The poorest families will receive €8,000 annually under the budget’s childcare arrangement. Minister for Children Katherine Zappone’s plan will see all parents, no matter what their income, receive some subsidy from the State.
The targeted subsidies for the poorest will also apply to after-school care for children up to the age of 15.
Sources said the plan also includes the two free years of pre-school that apply from the age of three.
The move will be one of the centrepieces of the minority Fine Gael-Independent Government’s first budget, to be delivered by Minister for Finance Michael Noonan and Minister for Public Expenditure Paschal Donohoe. It will be passed through the Dáil with the acquiescence of Fianna Fáil, who will honour the confidence and supply agreement struck with Fine Gael earlier this year.

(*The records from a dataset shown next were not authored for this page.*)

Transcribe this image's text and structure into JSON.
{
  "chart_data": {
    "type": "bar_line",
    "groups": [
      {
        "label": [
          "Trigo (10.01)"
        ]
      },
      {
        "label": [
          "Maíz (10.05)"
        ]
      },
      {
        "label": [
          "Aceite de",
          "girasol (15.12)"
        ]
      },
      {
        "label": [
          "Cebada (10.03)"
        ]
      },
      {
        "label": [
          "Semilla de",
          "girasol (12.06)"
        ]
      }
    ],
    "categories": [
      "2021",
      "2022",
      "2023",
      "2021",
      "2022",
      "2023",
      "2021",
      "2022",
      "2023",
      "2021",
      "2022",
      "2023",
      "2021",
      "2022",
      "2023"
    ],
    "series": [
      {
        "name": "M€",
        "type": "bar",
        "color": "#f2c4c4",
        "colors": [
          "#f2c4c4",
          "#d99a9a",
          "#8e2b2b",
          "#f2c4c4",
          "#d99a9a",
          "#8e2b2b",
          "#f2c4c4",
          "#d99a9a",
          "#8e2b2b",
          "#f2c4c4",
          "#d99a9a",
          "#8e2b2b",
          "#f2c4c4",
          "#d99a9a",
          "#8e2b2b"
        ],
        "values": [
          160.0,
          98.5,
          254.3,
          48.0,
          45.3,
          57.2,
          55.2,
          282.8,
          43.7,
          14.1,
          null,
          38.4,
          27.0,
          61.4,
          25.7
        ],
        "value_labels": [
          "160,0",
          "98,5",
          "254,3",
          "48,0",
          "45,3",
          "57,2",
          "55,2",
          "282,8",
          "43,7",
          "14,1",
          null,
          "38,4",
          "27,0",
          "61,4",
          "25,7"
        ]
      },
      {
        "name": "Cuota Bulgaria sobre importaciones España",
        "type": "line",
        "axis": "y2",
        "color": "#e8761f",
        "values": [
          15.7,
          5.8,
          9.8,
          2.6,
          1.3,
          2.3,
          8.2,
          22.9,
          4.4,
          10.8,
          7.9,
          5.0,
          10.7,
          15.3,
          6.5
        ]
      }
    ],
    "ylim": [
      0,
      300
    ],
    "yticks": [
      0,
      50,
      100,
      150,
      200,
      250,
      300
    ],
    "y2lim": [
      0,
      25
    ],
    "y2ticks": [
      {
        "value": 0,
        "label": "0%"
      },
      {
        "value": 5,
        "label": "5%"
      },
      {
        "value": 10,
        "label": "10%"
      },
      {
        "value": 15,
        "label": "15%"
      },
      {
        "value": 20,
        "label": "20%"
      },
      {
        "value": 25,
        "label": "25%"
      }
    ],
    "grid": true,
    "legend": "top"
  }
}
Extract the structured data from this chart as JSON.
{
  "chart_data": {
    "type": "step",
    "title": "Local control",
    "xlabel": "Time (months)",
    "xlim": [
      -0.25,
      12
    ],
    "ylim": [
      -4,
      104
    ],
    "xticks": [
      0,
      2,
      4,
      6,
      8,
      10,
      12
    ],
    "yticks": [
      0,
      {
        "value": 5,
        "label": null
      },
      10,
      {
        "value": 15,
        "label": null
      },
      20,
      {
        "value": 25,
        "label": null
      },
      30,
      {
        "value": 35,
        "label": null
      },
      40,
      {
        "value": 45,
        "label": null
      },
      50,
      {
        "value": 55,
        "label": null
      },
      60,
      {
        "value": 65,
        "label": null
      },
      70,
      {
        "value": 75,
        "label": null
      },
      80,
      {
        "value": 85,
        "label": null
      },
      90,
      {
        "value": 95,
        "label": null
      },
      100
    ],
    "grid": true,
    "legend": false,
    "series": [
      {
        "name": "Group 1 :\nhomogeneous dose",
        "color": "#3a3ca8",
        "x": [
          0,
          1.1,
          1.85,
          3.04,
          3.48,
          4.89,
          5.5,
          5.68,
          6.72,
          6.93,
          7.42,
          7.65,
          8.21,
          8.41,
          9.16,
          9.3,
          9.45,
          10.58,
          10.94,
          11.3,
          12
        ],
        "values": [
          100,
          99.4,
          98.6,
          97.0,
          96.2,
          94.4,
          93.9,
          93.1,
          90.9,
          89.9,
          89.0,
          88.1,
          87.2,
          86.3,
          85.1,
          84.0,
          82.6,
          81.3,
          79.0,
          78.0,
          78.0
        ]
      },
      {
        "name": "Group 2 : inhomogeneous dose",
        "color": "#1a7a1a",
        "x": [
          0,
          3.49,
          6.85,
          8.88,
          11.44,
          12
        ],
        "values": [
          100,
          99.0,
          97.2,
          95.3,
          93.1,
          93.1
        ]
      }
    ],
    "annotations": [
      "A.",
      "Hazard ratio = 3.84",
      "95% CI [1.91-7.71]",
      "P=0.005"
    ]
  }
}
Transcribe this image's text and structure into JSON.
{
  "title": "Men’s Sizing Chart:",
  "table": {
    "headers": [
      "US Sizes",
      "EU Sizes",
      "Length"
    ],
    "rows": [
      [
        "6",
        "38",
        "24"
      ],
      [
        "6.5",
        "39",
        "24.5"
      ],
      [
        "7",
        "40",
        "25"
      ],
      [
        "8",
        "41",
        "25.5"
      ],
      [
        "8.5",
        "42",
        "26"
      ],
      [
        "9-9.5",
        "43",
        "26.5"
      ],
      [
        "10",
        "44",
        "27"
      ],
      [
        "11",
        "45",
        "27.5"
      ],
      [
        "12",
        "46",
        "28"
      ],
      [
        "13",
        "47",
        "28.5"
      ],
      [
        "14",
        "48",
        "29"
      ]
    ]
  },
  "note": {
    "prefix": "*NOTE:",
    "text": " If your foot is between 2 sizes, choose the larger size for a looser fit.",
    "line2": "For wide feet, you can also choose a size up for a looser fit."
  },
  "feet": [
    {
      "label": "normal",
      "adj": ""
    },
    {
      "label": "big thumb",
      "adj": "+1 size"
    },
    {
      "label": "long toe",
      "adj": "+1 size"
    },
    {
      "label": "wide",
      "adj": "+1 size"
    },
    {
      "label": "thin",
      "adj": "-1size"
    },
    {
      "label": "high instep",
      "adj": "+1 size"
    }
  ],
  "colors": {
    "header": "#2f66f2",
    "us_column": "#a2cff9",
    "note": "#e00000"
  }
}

Fianna Fáil and the Government last night agreed the shape of a welfare package that would see the old age pension rise by €5 a week from March. The start time and size of increase in a number of other payments, such as disability and carer’s allowances were under discussion last night.
Secured a reduction
The Independent Alliance secured a reduction in prescription charges for the over 70s. A packet of cigarettes is due to go up by 50 cent.
Ms Zappone’s plan is to be heavily weighted towards those on lower incomes. Fine Gael had argued for greater access to the scheme for the so-called squeezed middle of people earning up to €70,000. All families, no matter what their income levels, will be entitled to as much as €900 a year, if the child is in 40 hours per week of childcare. The payment will apply on a pro-rata basis of a State subsidy of 50 cent an hour of childcare. This will be paid directly to the childcare provider. This would mean a child in care for 40 hours a week would receive an €80 subsidy a month.
The universal payment will kick in when the joint net parental income rises over an income threshold of about €47,000 for a family with one child. The threshold will rise if there are more children. Those below that threshold will receive a greater subsidy the lower their income is. Ms Zappone received a total increase in her departmental budget of about €150 million, according to sources.
The measures will be contained in a €1.2 billion budget package, split between spending increases and tax cuts on a 2:1 ratio. The taxation measures will include:
A 0.5 per cent cut in the 1 per cent, 3 per cent and 5.5 per cent rates of universal social charge (USC).
An increase in the inheritance tax threshold from €280,000 to €310,000 for gifts between parents and children.
A first-time buyer’s scheme will see income tax refunds at a maximum of €20,000 on homes worth up to €600,000.
A €100 increase in the home carer’s tax credit.
A €400 increase in the earned income tax credit for the self-employed.
Mr Donohoe is also to release funding for 800 extra gardaí, 1,000 nurses and 1,400 new teachers, including resource teachers and special needs assistants. This will not reduce the pupil-teacher ratio but will keep pace with demographic demands.